Rational Development of an Attenuated Recombinant Cyprinid Herpesvirus 3 Vaccine Using Prokaryotic Mutagenesis and In Vivo Bioluminescent Imaging

Cyprinid herpesvirus 3 (CyHV-3) is causing severe economic losses worldwide in common and koi carp industries, and a safe and efficacious attenuated vaccine compatible with mass vaccination is needed. We produced single deleted recombinants using prokaryotic mutagenesis. When producing a recombinant lacking open reading frame 134 (ORF134), we unexpectedly obtained a clone with additional deletion of ORF56 and ORF57. This triple deleted recombinant replicated efficiently in vitro and expressed an in vivo safety/efficacy profile compatible with use as an attenuated vaccine. To determine the role of the double ORF56-57 deletion in the phenotype and to improve further the quality of the vaccine candidate, a series of deleted recombinants was produced and tested in vivo. These experiments led to the selection of a double deleted recombinant lacking ORF56 and ORF57 as a vaccine candidate. The safety and efficacy of this strain were studied using an in vivo bioluminescent imaging system (IVIS), qPCR, and histopathological examination, which demonstrated that it enters fish via skin infection similar to the wild type strain. However, compared to the parental wild type strain, the vaccine candidate replicated at lower levels and spread less efficiently to secondary sites of infection. Transmission experiments allowing water contamination with or without additional physical contact between fish demonstrated that the vaccine candidate has a reduced ability to spread from vaccinated fish to naïve sentinel cohabitants. Finally, IVIS analyses demonstrated that the vaccine candidate induces a protective mucosal immune response at the portal of entry. Thus, the present study is the first to report the rational development of a recombinant attenuated vaccine against CyHV-3 for mass vaccination of carp. We also demonstrated the relevance of the CyHV-3 carp model for studying alloherpesvirus transmission and mucosal immunity in teleost skin.

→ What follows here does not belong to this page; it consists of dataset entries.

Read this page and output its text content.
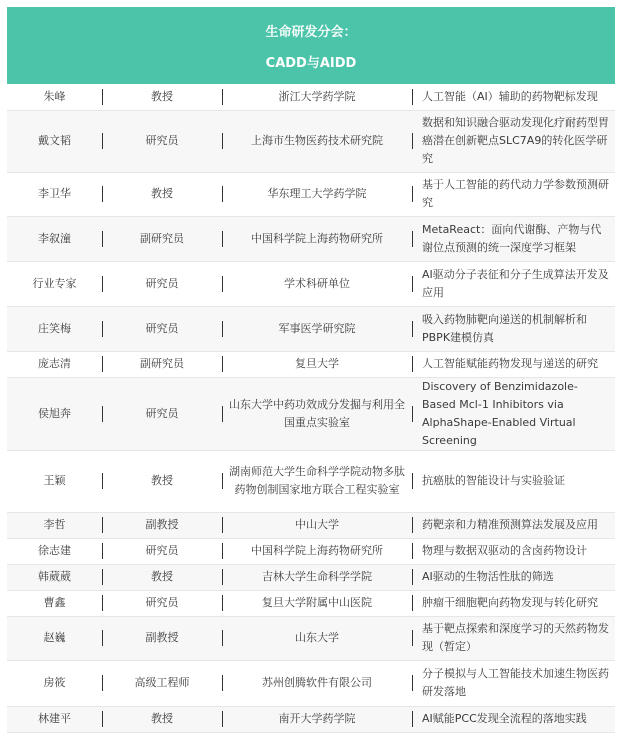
生命研发分会：
CADD与AIDD
朱峰	教授	浙江大学药学院	人工智能（AI）辅助的药物靶标发现
戴文韬	研究员	上海市生物医药技术研究院	数据和知识融合驱动发现化疗耐药型胃癌潜在创新靶点SLC7A9的转化医学研究
李卫华	教授	华东理工大学药学院	基于人工智能的药代动力学参数预测研究
李叙潼	副研究员	中国科学院上海药物研究所	MetaReact：面向代谢酶、产物与代谢位点预测的统一深度学习框架
行业专家	研究员	学术科研单位	AI驱动分子表征和分子生成算法开发及应用
庄笑梅	研究员	军事医学研究院	吸入药物肺靶向递送的机制解析和PBPK建模仿真
庞志清	副研究员	复旦大学	人工智能赋能药物发现与递送的研究
侯旭奔	研究员	山东大学中药功效成分发掘与利用全国重点实验室	Discovery of Benzimidazole-Based Mcl-1 Inhibitors via AlphaShape-Enabled Virtual Screening
王颖	教授	湖南师范大学生命科学学院动物多肽药物创制国家地方联合工程实验室	抗癌肽的智能设计与实验验证
李哲	副教授	中山大学	药靶亲和力精准预测算法发展及应用
徐志建	研究员	中国科学院上海药物研究所	物理与数据双驱动的含卤药物设计
韩葳葳	教授	吉林大学生命科学学院	AI驱动的生物活性肽的筛选
曹鑫	研究员	复旦大学附属中山医院	肿瘤干细胞靶向药物发现与转化研究
赵巍	副教授	山东大学	基于靶点探索和深度学习的天然药物发现（暂定）
房筱	高级工程师	苏州创腾软件有限公司	分子模拟与人工智能技术加速生物医药研发落地
林建平	教授	南开大学药学院	AI赋能PCC发现全流程的落地实践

鲤疱疹病毒3型（Cyprinid herpesvirus 3）可在全球范围内给普通鲤及锦鲤养殖业造成严重经济损失，因此亟需一种安全有效、可用于大规模免疫接种的减毒疫苗。本研究通过原核诱变技术制备了单基因缺失重组病毒。在制备缺失开放阅读框134（ORF134）的重组病毒时，我们意外获得了同时缺失ORF56与ORF57的克隆株。该三重缺失重组病毒可在体外高效复制，且其体内安全性与效力特征符合减毒疫苗的应用要求。为明确ORF56-57双缺失对病毒表型的影响，并进一步优化候选疫苗的品质，本研究制备了一系列缺失重组病毒并开展体内试验。通过上述试验，我们筛选出缺失ORF56与ORF57的双缺失重组病毒作为候选疫苗株。本研究通过生物发光成像系统（IVIS）、实时荧光定量聚合酶链反应（qPCR）及组织病理学检查，对该候选疫苗株的安全性与效力进行了评估，结果显示其与野生毒株一样，可通过皮肤感染途径侵入宿主鱼体。但与亲本野生毒株相比，该候选疫苗株的复制水平更低，向继发感染部位的扩散效率也更弱。通过设置仅污染水体、或同时存在鱼类直接接触的传播试验证实，该候选疫苗株从免疫鱼体向未免疫的哨兵同居鱼的传播能力有所下降。最后，IVIS分析结果显示，该候选疫苗株可在感染门户处诱导保护性黏膜免疫应答。综上，本研究首次报道了针对CyHV-3、可用于鲤大规模免疫接种的合理化重组减毒疫苗开发过程。本研究同时证实，CyHV-3-鲤模型可用于研究异疱疹病毒的传播及硬骨鱼皮肤的黏膜免疫机制。